El precio pagado por nuestra redención, el infinito sacrificio del Padre eterno al dar a su Hijo para que muriera por nosotros, debiera darnos un concepto elevado de lo que podemos llegar a ser por Cristo. El apóstol Juan, al contemplar la altura y la profundidad y la anchura del amor del Padre hacia la raza que perecía, rebosaba de adoración, y reverencia, y sin hallar palabras para expresar la grandeza y la ternura de este amor, apeló al mundo para que lo contemplase. “Mirad cuál amor nos ha dado el Padre, para que seamos llamados hijos de Dios” (I Juan 3:1). ¡Qué gran valor da esto al hombre! Por causa de la transgresión, los hijos del hombre se hacen siervos de Satanás. Por lo fe en el sacrificio expiatorio de Cristo, los hijos de Adán pueden llegar a ser hijos de Dios. Al revestirse de la naturaleza humana, Cristo eleva la humanidad. Los hombres caídos son colocados en un plano donde pueden por la relación con Cristo llegar a ser en verdad dignos del nombre de “hijos de Dios”.
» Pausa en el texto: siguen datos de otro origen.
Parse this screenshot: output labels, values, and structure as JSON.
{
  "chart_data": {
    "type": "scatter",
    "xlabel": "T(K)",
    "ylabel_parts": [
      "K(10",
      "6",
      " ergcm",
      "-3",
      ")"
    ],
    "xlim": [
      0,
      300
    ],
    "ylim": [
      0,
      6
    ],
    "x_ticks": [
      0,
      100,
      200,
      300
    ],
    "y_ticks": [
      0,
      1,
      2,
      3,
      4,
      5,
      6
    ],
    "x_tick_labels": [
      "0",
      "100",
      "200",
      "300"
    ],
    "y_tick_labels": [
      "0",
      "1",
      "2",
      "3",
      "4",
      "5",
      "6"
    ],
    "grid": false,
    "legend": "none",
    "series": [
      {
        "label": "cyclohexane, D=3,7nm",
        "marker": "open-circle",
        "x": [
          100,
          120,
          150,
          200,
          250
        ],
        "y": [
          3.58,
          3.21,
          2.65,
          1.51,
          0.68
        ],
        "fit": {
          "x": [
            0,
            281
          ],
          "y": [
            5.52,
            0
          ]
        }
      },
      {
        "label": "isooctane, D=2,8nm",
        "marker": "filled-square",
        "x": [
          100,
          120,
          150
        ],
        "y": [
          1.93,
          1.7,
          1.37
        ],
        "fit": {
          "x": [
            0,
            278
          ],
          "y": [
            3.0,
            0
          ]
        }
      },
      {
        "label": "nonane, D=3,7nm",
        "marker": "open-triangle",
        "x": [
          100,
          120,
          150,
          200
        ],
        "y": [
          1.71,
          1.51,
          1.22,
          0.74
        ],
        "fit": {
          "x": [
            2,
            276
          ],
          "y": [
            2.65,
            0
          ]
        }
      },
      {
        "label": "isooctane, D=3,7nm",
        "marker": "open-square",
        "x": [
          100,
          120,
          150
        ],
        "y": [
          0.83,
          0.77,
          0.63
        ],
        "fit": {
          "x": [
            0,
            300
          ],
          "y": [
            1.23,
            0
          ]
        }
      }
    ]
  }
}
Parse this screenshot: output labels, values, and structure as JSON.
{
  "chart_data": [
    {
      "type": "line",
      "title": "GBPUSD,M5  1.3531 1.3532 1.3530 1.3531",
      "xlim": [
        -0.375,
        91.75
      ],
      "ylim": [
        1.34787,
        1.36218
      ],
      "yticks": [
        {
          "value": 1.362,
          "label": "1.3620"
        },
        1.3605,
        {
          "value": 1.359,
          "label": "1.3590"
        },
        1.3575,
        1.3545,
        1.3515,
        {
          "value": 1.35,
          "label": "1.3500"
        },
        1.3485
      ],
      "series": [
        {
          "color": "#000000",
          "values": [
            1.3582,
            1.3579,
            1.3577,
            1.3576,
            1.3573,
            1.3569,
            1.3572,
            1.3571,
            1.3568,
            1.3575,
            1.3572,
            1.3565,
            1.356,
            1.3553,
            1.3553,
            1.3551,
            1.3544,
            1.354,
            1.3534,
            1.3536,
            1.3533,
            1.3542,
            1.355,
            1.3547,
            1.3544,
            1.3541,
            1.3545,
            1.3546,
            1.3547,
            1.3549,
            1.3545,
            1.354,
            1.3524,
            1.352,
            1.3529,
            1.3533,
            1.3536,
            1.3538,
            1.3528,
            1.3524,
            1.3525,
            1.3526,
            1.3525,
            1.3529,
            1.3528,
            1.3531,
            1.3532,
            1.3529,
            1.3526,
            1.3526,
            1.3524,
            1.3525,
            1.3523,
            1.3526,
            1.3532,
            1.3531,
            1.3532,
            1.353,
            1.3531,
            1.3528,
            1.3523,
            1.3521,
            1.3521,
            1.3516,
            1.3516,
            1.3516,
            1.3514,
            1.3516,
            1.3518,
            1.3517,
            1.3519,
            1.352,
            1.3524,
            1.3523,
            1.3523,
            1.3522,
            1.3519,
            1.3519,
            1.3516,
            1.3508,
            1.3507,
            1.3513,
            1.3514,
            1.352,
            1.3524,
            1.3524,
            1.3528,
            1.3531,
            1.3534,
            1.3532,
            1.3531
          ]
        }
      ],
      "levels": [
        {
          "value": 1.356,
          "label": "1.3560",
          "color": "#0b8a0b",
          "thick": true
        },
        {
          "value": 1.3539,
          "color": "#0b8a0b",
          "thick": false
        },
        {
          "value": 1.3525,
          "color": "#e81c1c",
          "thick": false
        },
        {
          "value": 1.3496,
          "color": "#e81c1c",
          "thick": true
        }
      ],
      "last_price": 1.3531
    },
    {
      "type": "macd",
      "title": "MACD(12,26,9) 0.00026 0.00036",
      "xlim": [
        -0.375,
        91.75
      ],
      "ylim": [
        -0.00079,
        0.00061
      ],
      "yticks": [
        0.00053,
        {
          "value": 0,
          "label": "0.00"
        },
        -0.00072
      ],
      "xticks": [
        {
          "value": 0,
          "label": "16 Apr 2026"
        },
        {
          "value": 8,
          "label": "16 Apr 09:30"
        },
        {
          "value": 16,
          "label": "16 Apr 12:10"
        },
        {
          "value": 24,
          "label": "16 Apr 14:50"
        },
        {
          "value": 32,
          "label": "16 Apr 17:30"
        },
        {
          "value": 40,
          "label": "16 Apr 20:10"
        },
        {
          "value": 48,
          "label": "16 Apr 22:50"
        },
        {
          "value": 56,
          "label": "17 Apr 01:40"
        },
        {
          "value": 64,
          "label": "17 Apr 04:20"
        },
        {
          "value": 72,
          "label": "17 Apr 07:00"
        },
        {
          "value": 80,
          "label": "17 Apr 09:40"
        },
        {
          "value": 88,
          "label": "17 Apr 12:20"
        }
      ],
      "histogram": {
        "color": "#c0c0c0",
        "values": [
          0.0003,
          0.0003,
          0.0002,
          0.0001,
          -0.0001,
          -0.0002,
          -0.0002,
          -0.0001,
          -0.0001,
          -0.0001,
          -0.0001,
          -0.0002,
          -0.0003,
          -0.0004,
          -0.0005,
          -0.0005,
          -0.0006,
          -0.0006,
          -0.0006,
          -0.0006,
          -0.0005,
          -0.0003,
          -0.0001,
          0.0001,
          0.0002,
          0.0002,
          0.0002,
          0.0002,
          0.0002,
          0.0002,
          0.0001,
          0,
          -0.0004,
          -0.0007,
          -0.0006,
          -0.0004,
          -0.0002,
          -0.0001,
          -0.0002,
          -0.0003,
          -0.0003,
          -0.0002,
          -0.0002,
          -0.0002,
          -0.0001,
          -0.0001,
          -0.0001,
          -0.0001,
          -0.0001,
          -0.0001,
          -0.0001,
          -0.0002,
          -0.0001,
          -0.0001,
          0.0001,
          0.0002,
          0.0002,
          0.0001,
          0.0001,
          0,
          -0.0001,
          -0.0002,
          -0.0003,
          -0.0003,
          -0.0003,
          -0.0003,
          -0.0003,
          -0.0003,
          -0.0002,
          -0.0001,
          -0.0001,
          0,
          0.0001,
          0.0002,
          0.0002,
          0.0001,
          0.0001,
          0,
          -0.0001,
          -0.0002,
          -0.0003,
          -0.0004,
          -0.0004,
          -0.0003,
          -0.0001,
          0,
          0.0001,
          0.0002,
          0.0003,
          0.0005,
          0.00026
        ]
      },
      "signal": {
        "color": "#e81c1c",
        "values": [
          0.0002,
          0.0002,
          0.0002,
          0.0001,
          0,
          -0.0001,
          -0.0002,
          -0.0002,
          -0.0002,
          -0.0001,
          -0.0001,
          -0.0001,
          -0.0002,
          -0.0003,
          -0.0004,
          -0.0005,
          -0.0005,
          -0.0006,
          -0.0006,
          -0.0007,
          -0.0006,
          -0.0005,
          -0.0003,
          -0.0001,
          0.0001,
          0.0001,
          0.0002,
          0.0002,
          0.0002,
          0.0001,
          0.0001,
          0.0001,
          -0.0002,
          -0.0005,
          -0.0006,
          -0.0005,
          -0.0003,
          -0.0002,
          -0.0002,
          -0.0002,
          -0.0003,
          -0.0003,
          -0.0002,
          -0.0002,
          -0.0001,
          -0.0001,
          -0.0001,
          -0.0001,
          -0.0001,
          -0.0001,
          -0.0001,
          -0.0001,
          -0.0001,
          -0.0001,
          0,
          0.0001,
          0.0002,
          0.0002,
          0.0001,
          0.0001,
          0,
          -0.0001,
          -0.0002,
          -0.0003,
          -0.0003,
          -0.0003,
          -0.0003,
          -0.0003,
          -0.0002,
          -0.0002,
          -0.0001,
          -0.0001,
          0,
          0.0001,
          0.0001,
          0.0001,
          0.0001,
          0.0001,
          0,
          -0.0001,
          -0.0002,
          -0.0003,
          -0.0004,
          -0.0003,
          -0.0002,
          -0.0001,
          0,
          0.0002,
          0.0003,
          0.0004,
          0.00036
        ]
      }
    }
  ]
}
Un amor tal es incomparable. ¡Hijos del Rey celestial! ¡Preciosa promesa! ¡Tema apropiado para la más profunda meditación! ¡El incomparable amor de Dios hacia un mundo que no lo amaba! Este pensamiento tiene un poder subyugador sobre el alma, y cautiva el entendimiento a la voluntad de Dios. Mientras más estudiamos el carácter divino a la luz de la cruz, veremos más misericordia, ternura y perdón unidos a la equidad y justicia, y más claramente discerniremos innumerables evidencias de un amor infinito, y una tierna piedad que sobrepasa la compasión de una madre para con su hijo descarriado.